5. The members of the Noailles family bore so many different titles and offices, and JA's allusions to them are so casual and at times inaccurate, that it may be well to list and briefly identify in one place those whom JA knew or frequently mentioned. (This information is drawn from
Dict. de la noblesse
, Hoefer, Nouv. Biog. Générale
La Grande Encyclopédie
, which, however, vary slightly from one another in giving the forenames of some of the Noailles.)
At this time there were two branches of the Noailles family powerful at court and in the military and diplomatic affairs of France. They were headed by two brothers: (I) Louis, Due de Noailles, and (II) Philippe de Noailles, Duc de Mouchy.

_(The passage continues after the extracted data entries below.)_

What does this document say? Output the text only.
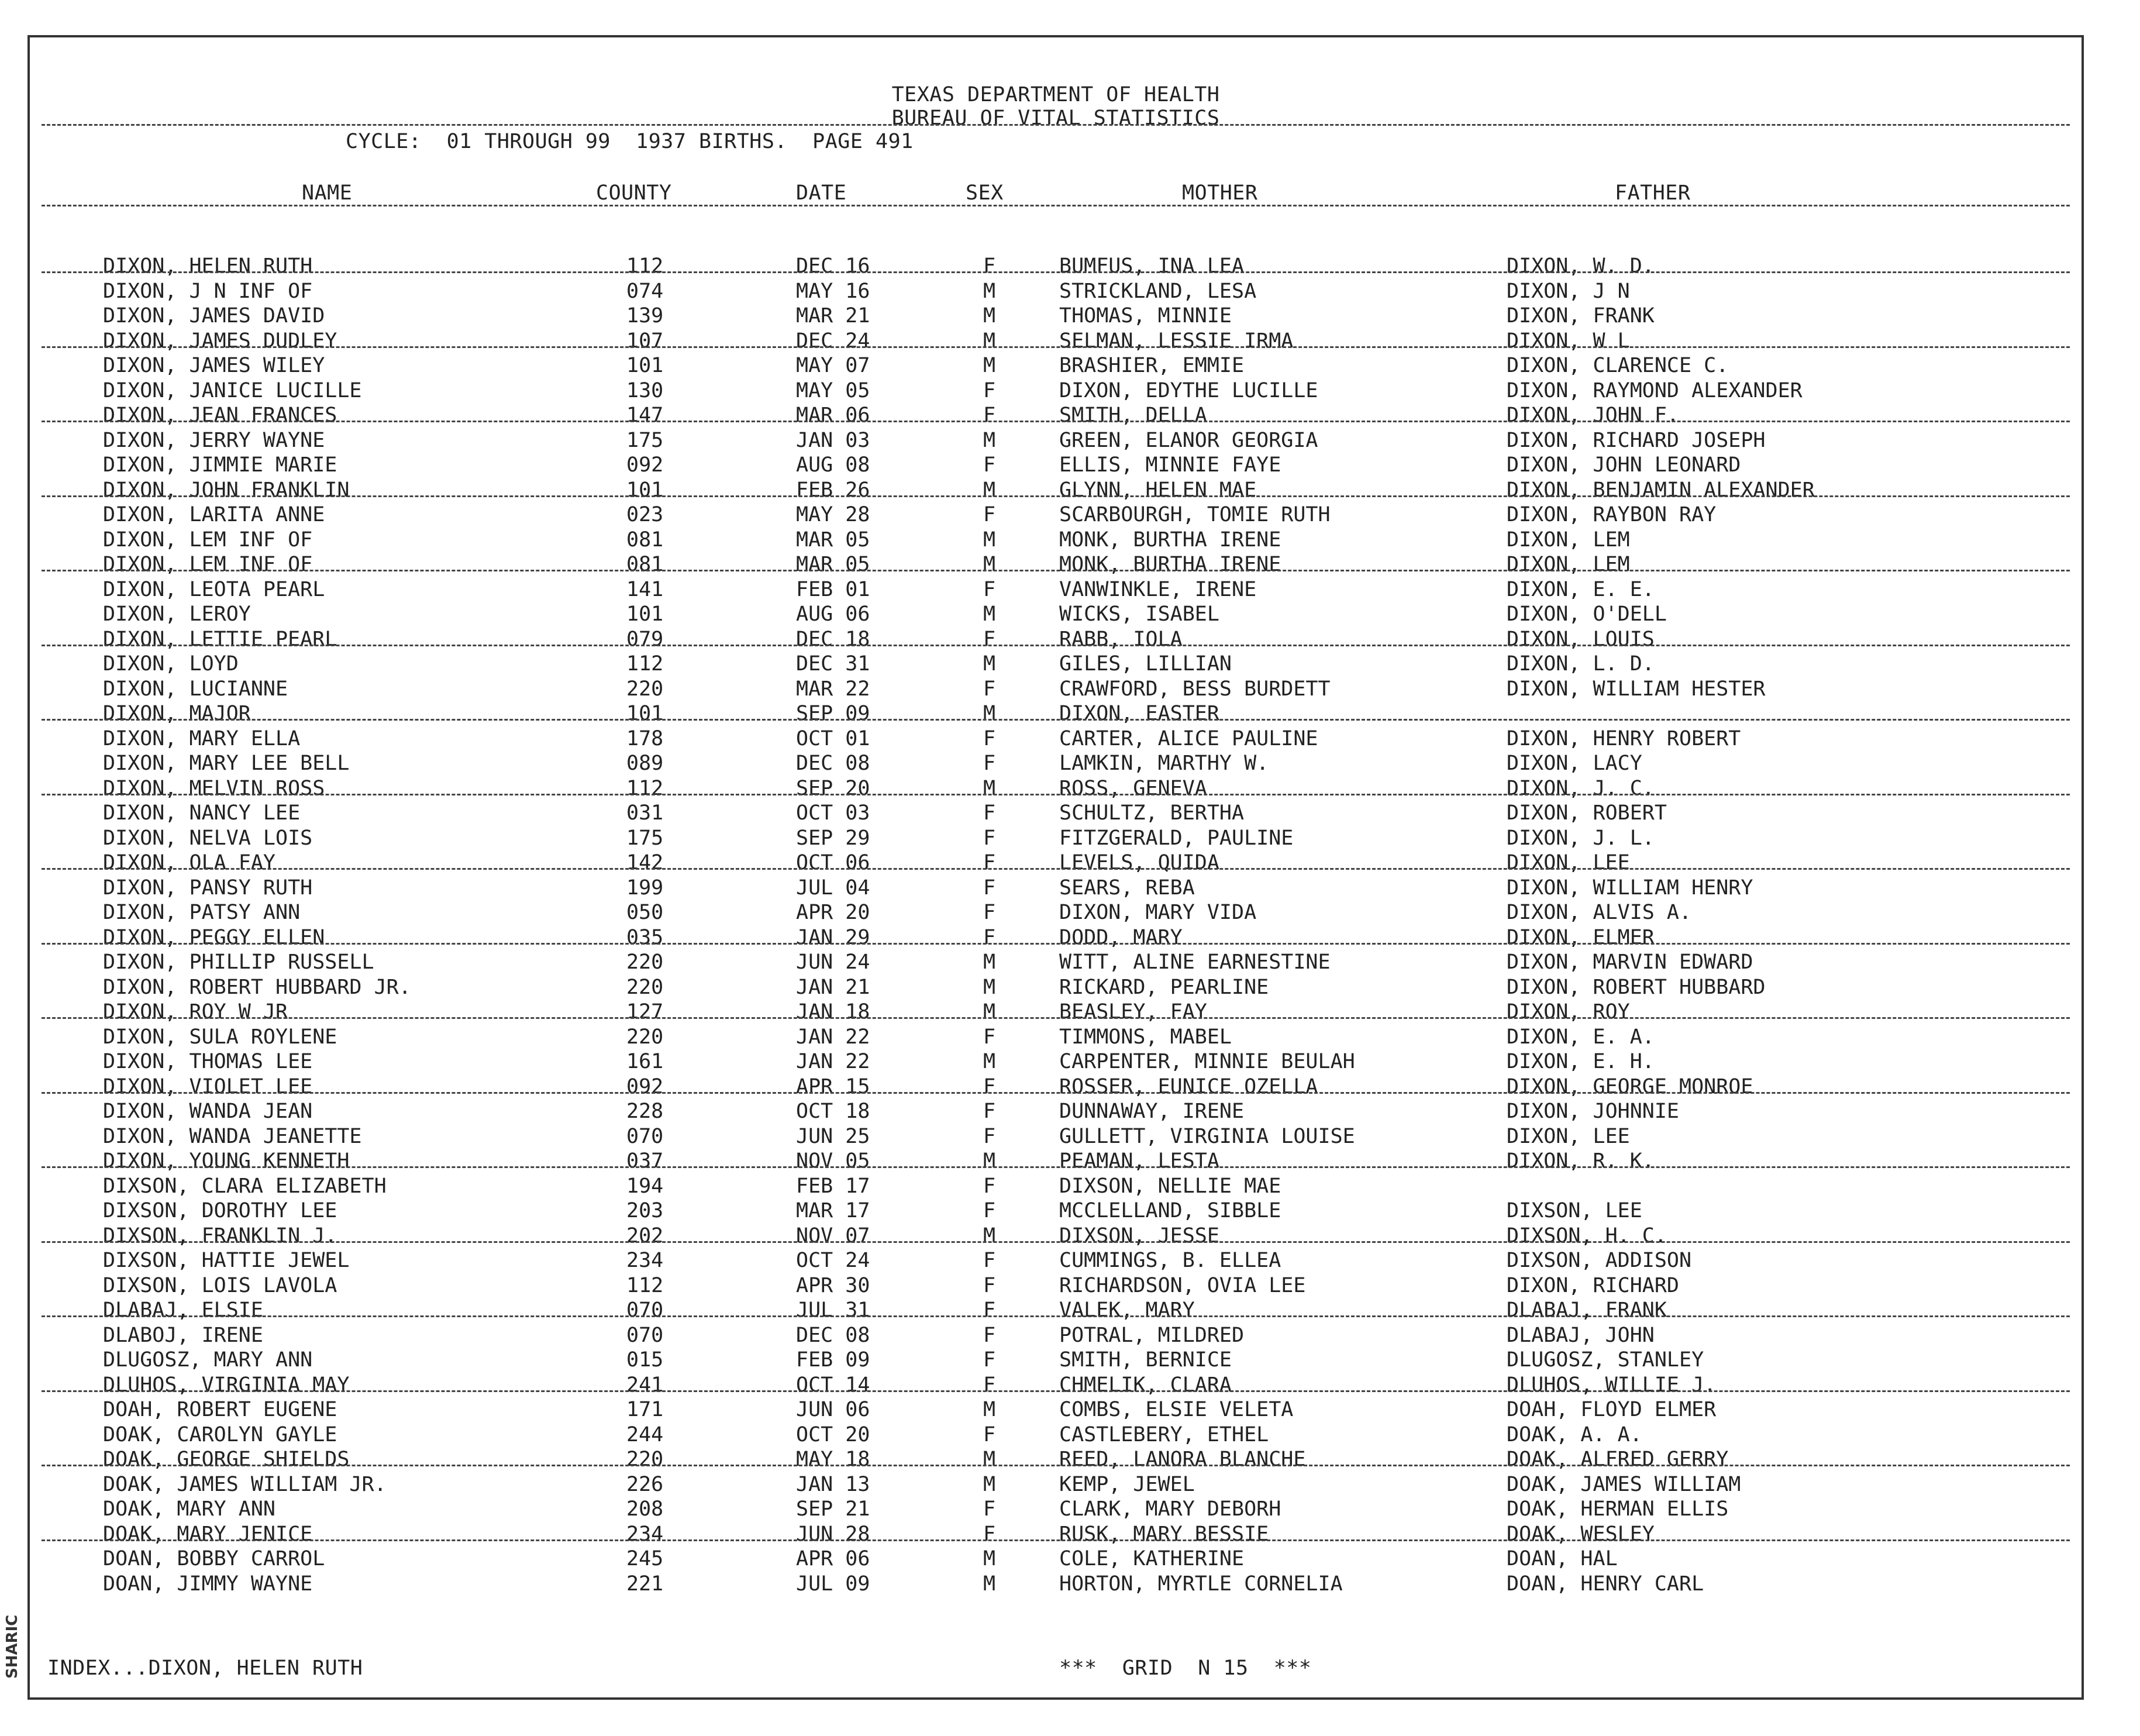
TEXAS DEPARTMENT OF HEALTH
BUREAU OF VITAL STATISTICS
CYCLE:  01 THROUGH 99  1937 BIRTHS.  PAGE 491
NAME	COUNTY	DATE	SEX	MOTHER	FATHER
DIXON, HELEN RUTH	112	DEC 16	F	BUMFUS, INA LEA	DIXON, W. D.
DIXON, J N INF OF	074	MAY 16	M	STRICKLAND, LESA	DIXON, J N
DIXON, JAMES DAVID	139	MAR 21	M	THOMAS, MINNIE	DIXON, FRANK
DIXON, JAMES DUDLEY	107	DEC 24	M	SELMAN, LESSIE IRMA	DIXON, W L
DIXON, JAMES WILEY	101	MAY 07	M	BRASHIER, EMMIE	DIXON, CLARENCE C.
DIXON, JANICE LUCILLE	130	MAY 05	F	DIXON, EDYTHE LUCILLE	DIXON, RAYMOND ALEXANDER
DIXON, JEAN FRANCES	147	MAR 06	F	SMITH, DELLA	DIXON, JOHN F.
DIXON, JERRY WAYNE	175	JAN 03	M	GREEN, ELANOR GEORGIA	DIXON, RICHARD JOSEPH
DIXON, JIMMIE MARIE	092	AUG 08	F	ELLIS, MINNIE FAYE	DIXON, JOHN LEONARD
DIXON, JOHN FRANKLIN	101	FEB 26	M	GLYNN, HELEN MAE	DIXON, BENJAMIN ALEXANDER
DIXON, LARITA ANNE	023	MAY 28	F	SCARBOURGH, TOMIE RUTH	DIXON, RAYBON RAY
DIXON, LEM INF OF	081	MAR 05	M	MONK, BURTHA IRENE	DIXON, LEM
DIXON, LEM INF OF	081	MAR 05	M	MONK, BURTHA IRENE	DIXON, LEM
DIXON, LEOTA PEARL	141	FEB 01	F	VANWINKLE, IRENE	DIXON, E. E.
DIXON, LEROY	101	AUG 06	M	WICKS, ISABEL	DIXON, O'DELL
DIXON, LETTIE PEARL	079	DEC 18	F	RABB, IOLA	DIXON, LOUIS
DIXON, LOYD	112	DEC 31	M	GILES, LILLIAN	DIXON, L. D.
DIXON, LUCIANNE	220	MAR 22	F	CRAWFORD, BESS BURDETT	DIXON, WILLIAM HESTER
DIXON, MAJOR	101	SEP 09	M	DIXON, EASTER
DIXON, MARY ELLA	178	OCT 01	F	CARTER, ALICE PAULINE	DIXON, HENRY ROBERT
DIXON, MARY LEE BELL	089	DEC 08	F	LAMKIN, MARTHY W.	DIXON, LACY
DIXON, MELVIN ROSS	112	SEP 20	M	ROSS, GENEVA	DIXON, J. C.
DIXON, NANCY LEE	031	OCT 03	F	SCHULTZ, BERTHA	DIXON, ROBERT
DIXON, NELVA LOIS	175	SEP 29	F	FITZGERALD, PAULINE	DIXON, J. L.
DIXON, OLA FAY	142	OCT 06	F	LEVELS, QUIDA	DIXON, LEE
DIXON, PANSY RUTH	199	JUL 04	F	SEARS, REBA	DIXON, WILLIAM HENRY
DIXON, PATSY ANN	050	APR 20	F	DIXON, MARY VIDA	DIXON, ALVIS A.
DIXON, PEGGY ELLEN	035	JAN 29	F	DODD, MARY	DIXON, ELMER
DIXON, PHILLIP RUSSELL	220	JUN 24	M	WITT, ALINE EARNESTINE	DIXON, MARVIN EDWARD
DIXON, ROBERT HUBBARD JR.	220	JAN 21	M	RICKARD, PEARLINE	DIXON, ROBERT HUBBARD
DIXON, ROY W JR	127	JAN 18	M	BEASLEY, FAY	DIXON, ROY
DIXON, SULA ROYLENE	220	JAN 22	F	TIMMONS, MABEL	DIXON, E. A.
DIXON, THOMAS LEE	161	JAN 22	M	CARPENTER, MINNIE BEULAH	DIXON, E. H.
DIXON, VIOLET LEE	092	APR 15	F	ROSSER, EUNICE OZELLA	DIXON, GEORGE MONROE
DIXON, WANDA JEAN	228	OCT 18	F	DUNNAWAY, IRENE	DIXON, JOHNNIE
DIXON, WANDA JEANETTE	070	JUN 25	F	GULLETT, VIRGINIA LOUISE	DIXON, LEE
DIXON, YOUNG KENNETH	037	NOV 05	M	PEAMAN, LESTA	DIXON, R. K.
DIXSON, CLARA ELIZABETH	194	FEB 17	F	DIXSON, NELLIE MAE
DIXSON, DOROTHY LEE	203	MAR 17	F	MCCLELLAND, SIBBLE	DIXSON, LEE
DIXSON, FRANKLIN J.	202	NOV 07	M	DIXSON, JESSE	DIXSON, H. C.
DIXSON, HATTIE JEWEL	234	OCT 24	F	CUMMINGS, B. ELLEA	DIXSON, ADDISON
DIXSON, LOIS LAVOLA	112	APR 30	F	RICHARDSON, OVIA LEE	DIXON, RICHARD
DLABAJ, ELSIE	070	JUL 31	F	VALEK, MARY	DLABAJ, FRANK
DLABOJ, IRENE	070	DEC 08	F	POTRAL, MILDRED	DLABAJ, JOHN
DLUGOSZ, MARY ANN	015	FEB 09	F	SMITH, BERNICE	DLUGOSZ, STANLEY
DLUHOS, VIRGINIA MAY	241	OCT 14	F	CHMELIK, CLARA	DLUHOS, WILLIE J.
DOAH, ROBERT EUGENE	171	JUN 06	M	COMBS, ELSIE VELETA	DOAH, FLOYD ELMER
DOAK, CAROLYN GAYLE	244	OCT 20	F	CASTLEBERY, ETHEL	DOAK, A. A.
DOAK, GEORGE SHIELDS	220	MAY 18	M	REED, LANORA BLANCHE	DOAK, ALFRED GERRY
DOAK, JAMES WILLIAM JR.	226	JAN 13	M	KEMP, JEWEL	DOAK, JAMES WILLIAM
DOAK, MARY ANN	208	SEP 21	F	CLARK, MARY DEBORH	DOAK, HERMAN ELLIS
DOAK, MARY JENICE	234	JUN 28	F	RUSK, MARY BESSIE	DOAK, WESLEY
DOAN, BOBBY CARROL	245	APR 06	M	COLE, KATHERINE	DOAN, HAL
DOAN, JIMMY WAYNE	221	JUL 09	M	HORTON, MYRTLE CORNELIA	DOAN, HENRY CARL
INDEX...DIXON, HELEN RUTH	***  GRID  N 15  ***
SHARIC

I: Louis, Due de Noailles (1713–1793), known until his father's death in 1766 as the Due d'Ayen, was a general and from 1775 a marshal of France; he was grandfather of Adrienne de Noailles, Lafayette's wife, and died of grief after the execution of Louis XVI.
His son was Jean Louis Francois Paul de Noailles (1739–1824), Due d'Ayen from 1766 and Due de Noailles after his father's death in 1793; like most of his family he had a military career, but he was also known as a wit and an amateur of science; during the Revolution he was an émigré in Switzerland, returning to France with the restoration of 1814. By his wife, Henriette Anne Louise (d'Aguesseau) de Noailles, he had five daughters, one of whom, Adrienne, married Lafayette. His wife died by the guillotine in July 1794, together with her mother-in-law and her daughter Anne, Vicomtesse de Noailles (see below).
A younger brother of the preceding was Emmanuel Marie Louis, Marquis de Noailles (1743–1822), successively French ambassador at The Hague, London (1776–1778), and Vienna.
Anne de Noailles (1758–1794), niece of the preceding, daughter of the Due d'Ayen and sister of the Marquise de Lafayette, married in 1773 the Vicomte de Noailles (see under II, below), her first cousin once removed. Her death by the guillotine is mentioned above.
Her sister Adrienne (1759–1807) married in 1774 the Marquis de Lafayette.
II: Philippe de Noailles (1715–1794), long known as the Comte de Noailles and then as the Due de Mouchy, in 1775 became a marshal of France; he was guillotined in June 1794.
The elder son of the Due de Mouchy was Philippe Louis Marc Antoine de Noailles (1752–1819), Prince de Poix, soldier and émigré.
The younger son of the Duc de Mouchy was Louis Marie, Vicomte de Noailles (1756–1804), who served under Rochambeau in America, 1780–1782, became a member of the Constitutional Assembly in 1789, took the popular side, and later continued his military career under Napoleon, being mortally wounded in a sea fight off Cuba. In 1773 he had married his first cousin once removed, Anne de Noailles, sister of Adrienne, who the following year married Lafayette.